一瞬、オレが話を聞いてしまったことがばれたのかと思った。けれども違った。えりこちゃんたちは進道君に用があったらしい。
「ねえ、海君。えりこちゃんに話しかけるなって言ったの、ホント?」
用事はびっくりするほど直球だった。オレはあやうく「ひえぇ」と悲鳴をあげてしまうところだった。おいおい、昨日「誰にも言わないでよ」って言ってたじゃないか。
ところが当の進道君は、にこやかに言った。
「何のこと?」
どこからどう見ても非の打ち所のない、完璧な笑顔だった。
「き、昨日、そう言ったじゃない。あたしが告白したとき……
おそるおそるといった様子で、えりこちゃんが口を開いた。けれども進道君はきょとんとして返した。
「告白? 何を?」
「とぼけないでよ! あたし、好きですって言ったじゃない!」
とたんにクラス中がざわめいた。えりこちゃんは、自分で自分の気持ちをクラス全員にばらしてしまったのだ。彼女の真っ赤な顔に集まる視線には、いったいどんな気持ちがこめられているのだろう。
「ええと、ごめん。……ちょっとよくわからないな。思い出すよう頑張ってみるから、」
進道君は申し訳なさそうに言う。
「それまで話しかけないでくれるかな」
申し訳なさそうに聞こえるよう、声を作った。
オレには、そこにぞっとするような厳しさがあるのがわかってしまったけれども。

「里君、ずっとこっち窺ってたよね。俺に何か用だった?」
周囲から人が捌けた頃、進道君はオレに話しかけてきた。彼の隣はちょうど学校を休んでいて、誰もいない。その声は、オレにだけ聞こえるくらいの小さなものだった。
「いや、ちょっと……思ってただけ」
だからオレも、できるかぎりの小声で返す。
「何を?」
「進道君、えりこちゃんのこと嫌なのかなって。なんかそんな口調だったような気がして……

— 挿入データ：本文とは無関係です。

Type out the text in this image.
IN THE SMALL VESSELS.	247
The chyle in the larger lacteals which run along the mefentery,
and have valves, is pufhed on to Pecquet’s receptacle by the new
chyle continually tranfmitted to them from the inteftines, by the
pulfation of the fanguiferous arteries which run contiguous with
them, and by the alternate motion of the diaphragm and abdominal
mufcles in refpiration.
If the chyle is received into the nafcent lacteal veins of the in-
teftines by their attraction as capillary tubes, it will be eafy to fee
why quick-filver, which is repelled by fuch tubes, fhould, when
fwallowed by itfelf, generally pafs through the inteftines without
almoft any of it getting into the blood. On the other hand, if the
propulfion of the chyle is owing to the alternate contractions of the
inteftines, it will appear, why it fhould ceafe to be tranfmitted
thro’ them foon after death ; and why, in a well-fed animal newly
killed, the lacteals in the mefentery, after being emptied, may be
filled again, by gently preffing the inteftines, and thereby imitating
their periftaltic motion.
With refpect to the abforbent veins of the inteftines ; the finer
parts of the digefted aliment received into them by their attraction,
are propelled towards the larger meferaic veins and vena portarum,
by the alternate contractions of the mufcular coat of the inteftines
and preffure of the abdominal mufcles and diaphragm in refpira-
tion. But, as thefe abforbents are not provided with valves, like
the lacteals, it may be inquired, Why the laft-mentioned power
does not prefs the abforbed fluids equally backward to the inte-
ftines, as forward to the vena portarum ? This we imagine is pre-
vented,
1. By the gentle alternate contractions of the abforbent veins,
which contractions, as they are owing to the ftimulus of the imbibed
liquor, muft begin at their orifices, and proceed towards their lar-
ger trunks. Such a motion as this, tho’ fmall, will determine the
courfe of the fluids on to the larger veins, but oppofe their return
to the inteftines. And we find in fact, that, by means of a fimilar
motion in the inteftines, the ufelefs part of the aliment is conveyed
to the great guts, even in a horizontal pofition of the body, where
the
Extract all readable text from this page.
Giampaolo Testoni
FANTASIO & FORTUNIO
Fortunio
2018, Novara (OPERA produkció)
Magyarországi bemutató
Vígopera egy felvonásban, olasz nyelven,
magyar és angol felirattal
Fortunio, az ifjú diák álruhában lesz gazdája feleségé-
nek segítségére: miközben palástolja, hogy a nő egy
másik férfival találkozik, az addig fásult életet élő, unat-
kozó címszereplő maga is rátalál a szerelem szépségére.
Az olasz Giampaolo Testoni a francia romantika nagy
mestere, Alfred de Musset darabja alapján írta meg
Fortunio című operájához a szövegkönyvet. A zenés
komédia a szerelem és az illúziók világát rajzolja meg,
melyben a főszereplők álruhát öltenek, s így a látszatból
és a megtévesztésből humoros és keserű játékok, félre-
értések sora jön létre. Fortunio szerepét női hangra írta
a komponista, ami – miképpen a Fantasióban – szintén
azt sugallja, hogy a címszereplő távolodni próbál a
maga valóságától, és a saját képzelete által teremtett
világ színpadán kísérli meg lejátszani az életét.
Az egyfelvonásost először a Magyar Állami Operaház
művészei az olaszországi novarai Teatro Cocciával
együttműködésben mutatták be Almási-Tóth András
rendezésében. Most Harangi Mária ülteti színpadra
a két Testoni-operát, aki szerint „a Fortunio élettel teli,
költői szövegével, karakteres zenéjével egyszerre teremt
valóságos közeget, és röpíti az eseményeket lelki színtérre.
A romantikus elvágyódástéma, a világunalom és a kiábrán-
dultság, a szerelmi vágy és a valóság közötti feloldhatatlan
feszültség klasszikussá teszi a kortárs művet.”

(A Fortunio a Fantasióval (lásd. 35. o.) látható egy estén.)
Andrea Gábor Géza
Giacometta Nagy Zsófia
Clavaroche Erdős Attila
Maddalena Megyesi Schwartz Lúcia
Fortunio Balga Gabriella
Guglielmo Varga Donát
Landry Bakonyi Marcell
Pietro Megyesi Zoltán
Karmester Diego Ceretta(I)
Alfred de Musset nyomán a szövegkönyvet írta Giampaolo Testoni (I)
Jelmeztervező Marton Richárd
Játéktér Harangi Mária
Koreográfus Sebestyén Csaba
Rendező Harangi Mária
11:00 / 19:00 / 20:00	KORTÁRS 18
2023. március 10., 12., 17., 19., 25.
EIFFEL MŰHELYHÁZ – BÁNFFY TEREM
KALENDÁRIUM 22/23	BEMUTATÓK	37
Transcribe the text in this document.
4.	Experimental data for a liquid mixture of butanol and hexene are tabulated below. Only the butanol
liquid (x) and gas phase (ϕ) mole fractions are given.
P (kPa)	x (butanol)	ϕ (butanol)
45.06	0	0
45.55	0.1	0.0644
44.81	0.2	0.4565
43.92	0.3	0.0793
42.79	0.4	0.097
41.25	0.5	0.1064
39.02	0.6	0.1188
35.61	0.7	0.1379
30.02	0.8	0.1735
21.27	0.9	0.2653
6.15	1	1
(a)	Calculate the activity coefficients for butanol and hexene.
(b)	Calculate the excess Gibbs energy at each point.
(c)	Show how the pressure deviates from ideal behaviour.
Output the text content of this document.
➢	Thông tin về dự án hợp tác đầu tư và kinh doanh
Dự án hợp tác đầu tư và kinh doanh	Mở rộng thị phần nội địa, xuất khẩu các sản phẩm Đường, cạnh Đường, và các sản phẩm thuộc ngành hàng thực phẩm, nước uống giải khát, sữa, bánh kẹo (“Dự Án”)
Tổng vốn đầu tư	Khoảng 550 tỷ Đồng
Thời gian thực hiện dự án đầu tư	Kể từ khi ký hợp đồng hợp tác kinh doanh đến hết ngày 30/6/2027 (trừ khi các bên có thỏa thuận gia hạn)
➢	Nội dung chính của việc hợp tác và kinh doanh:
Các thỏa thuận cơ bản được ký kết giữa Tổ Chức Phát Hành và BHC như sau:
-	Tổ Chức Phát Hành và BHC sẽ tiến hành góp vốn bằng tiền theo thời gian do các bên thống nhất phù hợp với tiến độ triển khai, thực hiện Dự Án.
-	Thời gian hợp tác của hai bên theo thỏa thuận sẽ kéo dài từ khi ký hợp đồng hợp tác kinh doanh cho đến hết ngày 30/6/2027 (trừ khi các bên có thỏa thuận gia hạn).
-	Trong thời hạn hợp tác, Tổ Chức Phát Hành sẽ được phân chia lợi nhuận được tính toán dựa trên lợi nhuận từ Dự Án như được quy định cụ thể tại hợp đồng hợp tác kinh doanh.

気のせいであれば、それでいい。彼はオレの中でも、「爽やかで優しい進道君」のままでいるだけだ。
でも、その淡い期待はあっさりと砕かれた。
「よくわかったね。あの子だけじゃなく、女子は基本的に苦手」
その表情はいつもどおりの笑顔に見えたけれど、どこか暗いものを含んでいるようで。
まさかこれからオレたちがもっと仲良くなって、長い付き合いになるだなんて、このときは思えなかった。